Purpose. The incidence of liver tumors is rising in USA. The purpose of this study was to evaluate liver oxido-reductive status in the presence of chronic liver disease and hepatocellular carcinoma (HCC). Methods. Glutathione species and ophthalmate (OA) concentrations were measured by LC-MS in processed plasma and red blood cells (RBC) from infected Woodchuck with hepatitis virus (WHV). Blood samples were obtained from: (i) infected animals with tumors (WHV+/HCC+), (ii) infected animals without tumors (WHV+/HCC-) and (iii) healthy animals (WHC-/HCC-). Results. The concentration of reduced glutathione (GSH) and the ratio GSH/GSG were lower in plasma from WHV+/HCC+ animals when compared to WHV+/HCC- and WHV-/HCC- (P < 0.01). In contrast, the concentration of oxidized glutathione (GSSG) was found to be higher in plasma from WHV+/HCC+ animals when compared to WHV+/HCC- and WHV-/HCC- (P < 0.01). The Glutathione species and its ratio from the RBC compartment were similar among all groups. OA concentration in both plasma and RBC was significantly higher from WHV+/HCC+ when compared to WHV+/HCC- and WHV-/HCC- (P < 0.01). Conclusions. Disturbances of the glutathione redox buffer system and higher concentrations of OA were found in the WCV+/HCC+ animal model. The role of these compounds as biomarkers of early tumor development in patients with end stage liver disease remains to be determined.

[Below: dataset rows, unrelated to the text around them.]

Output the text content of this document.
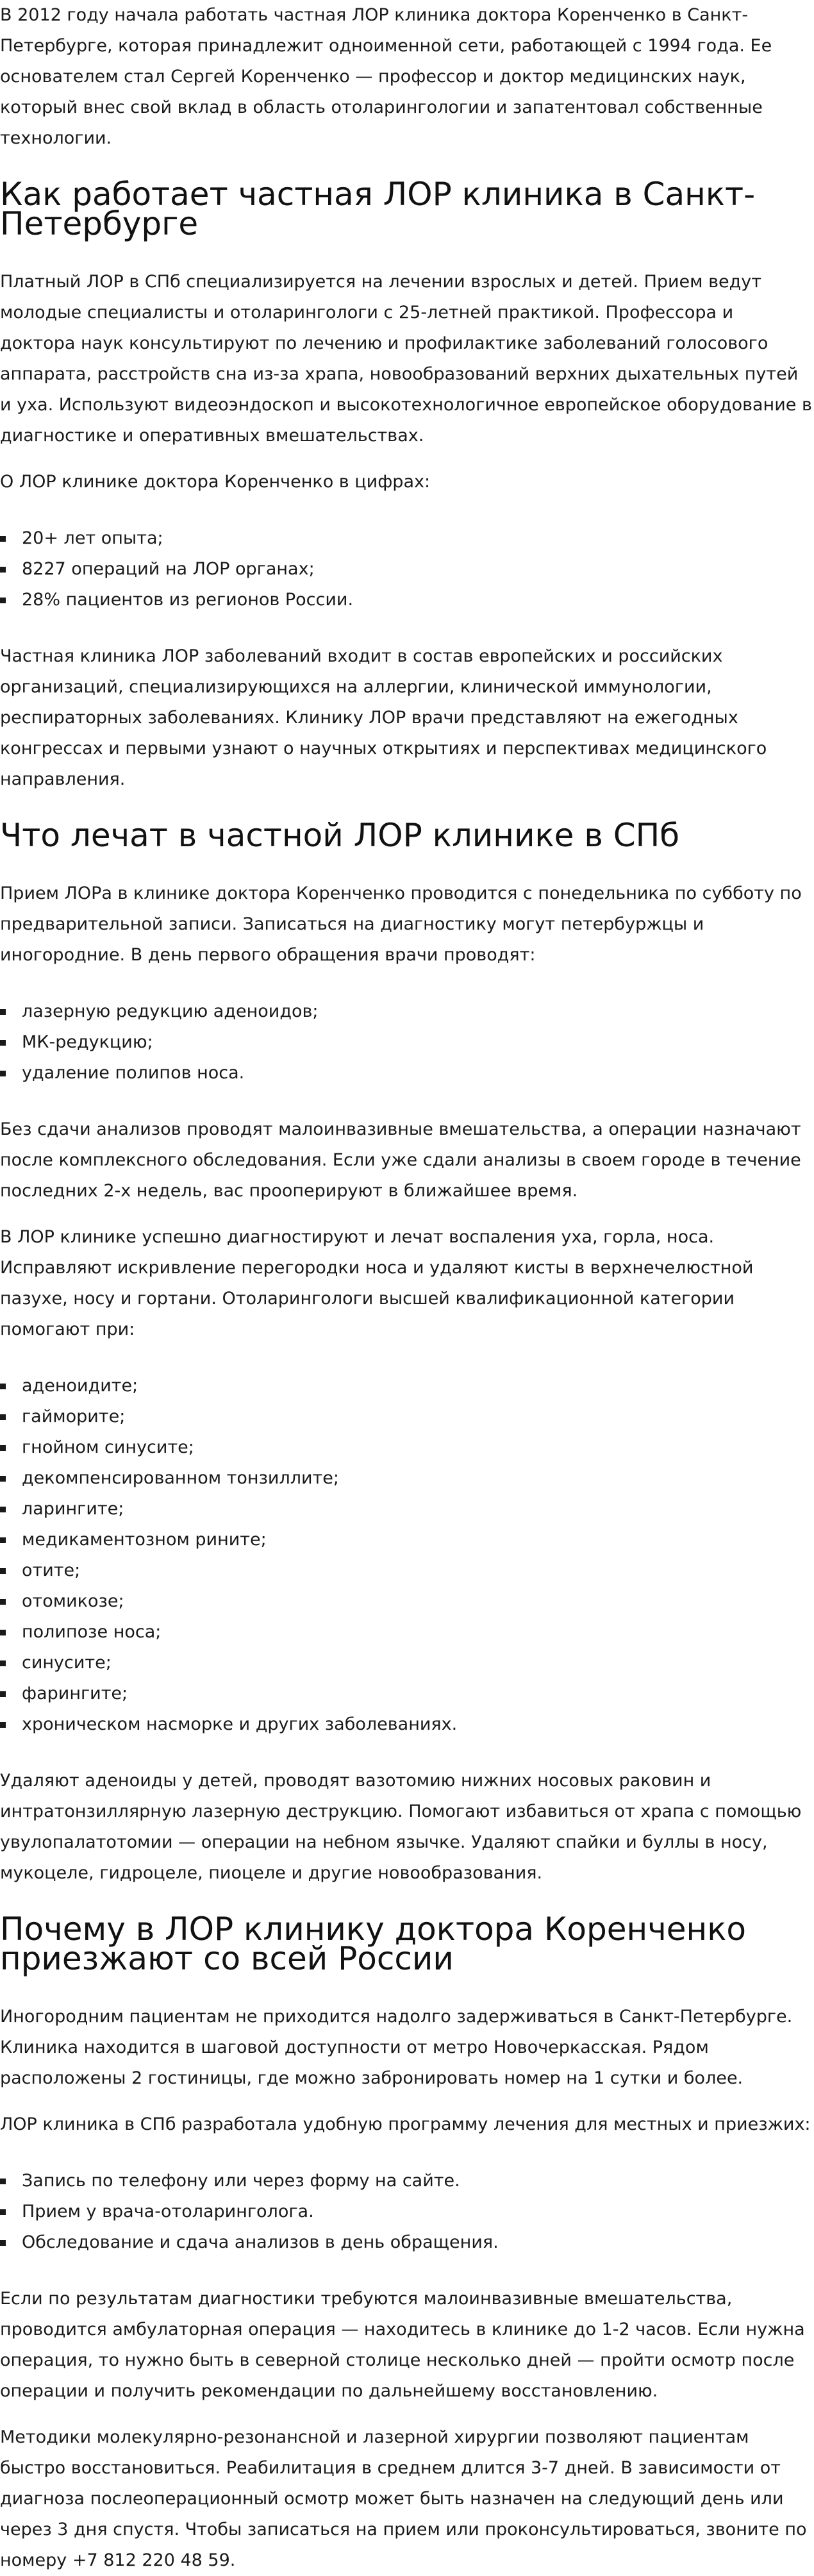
В 2012 году начала работать частная ЛОР клиника доктора Коренченко в Санкт-Петербурге, которая принадлежит одноименной сети, работающей с 1994 года. Ее основателем стал Сергей Коренченко — профессор и доктор медицинских наук, который внес свой вклад в область отоларингологии и запатентовал собственные технологии.

Как работает частная ЛОР клиника в Санкт-Петербурге

Платный ЛОР в СПб специализируется на лечении взрослых и детей. Прием ведут молодые специалисты и отоларингологи с 25-летней практикой. Профессора и доктора наук консультируют по лечению и профилактике заболеваний голосового аппарата, расстройств сна из-за храпа, новообразований верхних дыхательных путей и уха. Используют видеоэндоскоп и высокотехнологичное европейское оборудование в диагностике и оперативных вмешательствах.

О ЛОР клинике доктора Коренченко в цифрах:

20+ лет опыта;
8227 операций на ЛОР органах;
28% пациентов из регионов России.

Частная клиника ЛОР заболеваний входит в состав европейских и российских организаций, специализирующихся на аллергии, клинической иммунологии, респираторных заболеваниях. Клинику ЛОР врачи представляют на ежегодных конгрессах и первыми узнают о научных открытиях и перспективах медицинского направления.

Что лечат в частной ЛОР клинике в СПб

Прием ЛОРа в клинике доктора Коренченко проводится с понедельника по субботу по предварительной записи. Записаться на диагностику могут петербуржцы и иногородние. В день первого обращения врачи проводят:

лазерную редукцию аденоидов;
МК-редукцию;
удаление полипов носа.

Без сдачи анализов проводят малоинвазивные вмешательства, а операции назначают после комплексного обследования. Если уже сдали анализы в своем городе в течение последних 2-х недель, вас прооперируют в ближайшее время.

В ЛОР клинике успешно диагностируют и лечат воспаления уха, горла, носа. Исправляют искривление перегородки носа и удаляют кисты в верхнечелюстной пазухе, носу и гортани. Отоларингологи высшей квалификационной категории помогают при:

аденоидите;
гайморите;
гнойном синусите;
декомпенсированном тонзиллите;
ларингите;
медикаментозном рините;
отите;
отомикозе;
полипозе носа;
синусите;
фарингите;
хроническом насморке и других заболеваниях.

Удаляют аденоиды у детей, проводят вазотомию нижних носовых раковин и интратонзиллярную лазерную деструкцию. Помогают избавиться от храпа с помощью увулопалатотомии — операции на небном язычке. Удаляют спайки и буллы в носу, мукоцеле, гидроцеле, пиоцеле и другие новообразования.

Почему в ЛОР клинику доктора Коренченко приезжают со всей России

Иногородним пациентам не приходится надолго задерживаться в Санкт-Петербурге. Клиника находится в шаговой доступности от метро Новочеркасская. Рядом расположены 2 гостиницы, где можно забронировать номер на 1 сутки и более.

ЛОР клиника в СПб разработала удобную программу лечения для местных и приезжих:

Запись по телефону или через форму на сайте.
Прием у врача-отоларинголога.
Обследование и сдача анализов в день обращения.

Если по результатам диагностики требуются малоинвазивные вмешательства, проводится амбулаторная операция — находитесь в клинике до 1-2 часов. Если нужна операция, то нужно быть в северной столице несколько дней — пройти осмотр после операции и получить рекомендации по дальнейшему восстановлению.

Методики молекулярно-резонансной и лазерной хирургии позволяют пациентам быстро восстановиться. Реабилитация в среднем длится 3-7 дней. В зависимости от диагноза послеоперационный осмотр может быть назначен на следующий день или через 3 дня спустя. Чтобы записаться на прием или проконсультироваться, звоните по номеру +7 812 220 48 59.
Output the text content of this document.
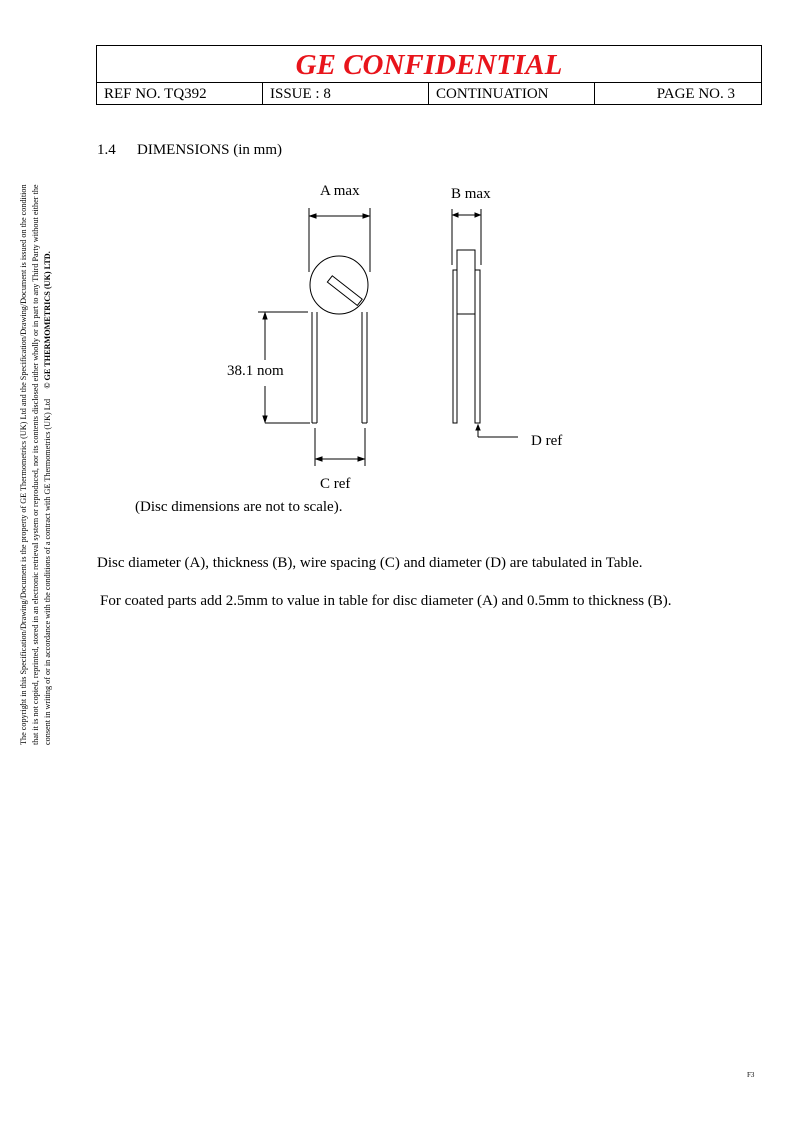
GE CONFIDENTIAL
REF NO. TQ392	ISSUE : 8	CONTINUATION	PAGE NO. 3
1.4 DIMENSIONS (in mm)
The copyright in this Specification/Drawing/Document is the property of GE Thermometrics (UK) Ltd and the Specification/Drawing/Document is issued on the condition that it is not copied, reprinted, stored in an electronic retrieval system or reproduced, nor its contents disclosed either wholly or in part to any Third Party without either the consent in writing of or in accordance with the conditions of a contract with GE Thermometrics (UK) Ltd     © GE THERMOMETRICS (UK) LTD.
A max	B max
38.1 nom
C ref
D ref
(Disc dimensions are not to scale).
Disc diameter (A), thickness (B), wire spacing (C) and diameter (D) are tabulated in Table.
For coated parts add 2.5mm to value in table for disc diameter (A) and 0.5mm to thickness (B).
F3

The dynamics of glutathione species and ophthalmate concentrations in plasma from the VX2 rabbit model of secondary liver tumors.

PURPOSE: Available tumor markers have low sensitivity/specificity for the diagnosis of liver tumors. The present study was designed to evaluate the oxidoreductive status of the liver as surrogates of tumor subsistence and growth. METHODS: Glutathione species (GSH:GSSG), ophthalmate (OA) concentrations, and their turnover were measured in plasma of rabbits (n = 6) in their healthy state and in the state of tumor growth after implantation of the VX2 carcinoma in their liver. Tumors were allowed to grow for a period of 14 days when rabbits were sacrificed. Livers were removed and cysteine concentration was measured in liver tissue. RESULTS: Tumor growth was found in 100% of the rabbits. Concentration and labeling of GSH/GSSG were similar in experimental animals before and after tumor implantation and to sham animals. In contrast, OA concentration increased significantly in experimental animals after tumor implantation when compared to same animals prior to tumor implantation and to sham animals (P < .05). The concentration of cysteine, a precursor of GSH, was found to be significantly lower in the liver tissue adjacent to the tumor (P < .05). CONCLUSION: Disturbances in the oxidoreductive state of livers appear to be a surrogate of early tumor growth.